This is one of the most versatile dishes in the book. These tarts work as a quick snack, starter, or main course (with a salad), and you can vary the fruit, cheese, nuts, and herbs to suit your taste or what you have in the kitchen already – just keep the quantities roughly the same. Pears, Stilton and walnuts/figs, ricotta and almonds/peaches, Gorgonzola and pecans – try experimenting to make these your own. I see these as a savory recipe, but they so wonderfully bridge the savory-sweet divide that you could easily add more honey and serve them as a dessert, or even instead of a cheese course.
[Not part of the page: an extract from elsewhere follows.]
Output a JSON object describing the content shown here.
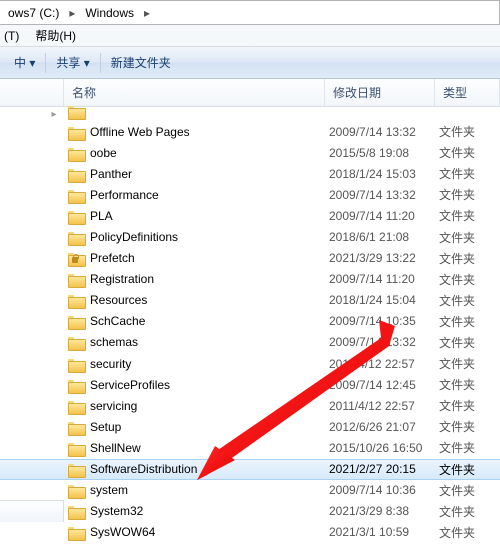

320g ready-rolled puff pastry
1 egg, beaten, to glaze
300g soft goat’s cheese log, sliced into 1cm rounds
3 teaspoons thyme or lemon thyme leaves, or 1 heaped teaspoon dried thyme
30g hazelnuts, finely chopped
4 apples or pears, cored and cut lengthways into 5mm slices
5 teaspoons runny honey
Preheat the oven to 220°C/200°C fan/gas mark 7. Line two baking sheets with baking parchment.
Lay the pastry out on a worktop. Cut it into 12 equal squares (about 8 x 8cm). Using a sharp knife, lightly score a border around each square, about 1.5cm in from the edges, without cutting completely through the pastry. Lightly brush the borders of the squares with a beaten egg.
Place the pastry squares on the prepared baking sheets, with at least 5cm between each square.
Lay the goat’s cheese slices over the pastry squares, avoiding the borders. The squares don’t have to be completely covered in cheese, but you probably want about 3–4 slices per pastry square – enough to not leave any big gaps. Scatter half the thyme and half the hazelnuts over the cheese.
Place the apple or pear slices in a bowl with 3 teaspoons of the honey and toss well.
Lay the apple or pear slices over the top of the cheese – 2–4 slices per pastry square, depending on the size of your fruit.
Sprinkle the remaining thyme leaves and hazelnuts over the pastries, trying to keep them off the borders. Drizzle the pastries with the remaining honey.
Bake the tarts for 20–25 minutes, until the pastry has puffed up and turned golden, the cheese is bubbling and the fruit is starting to become golden and burnished. Leave to cool for a couple of minutes before serving.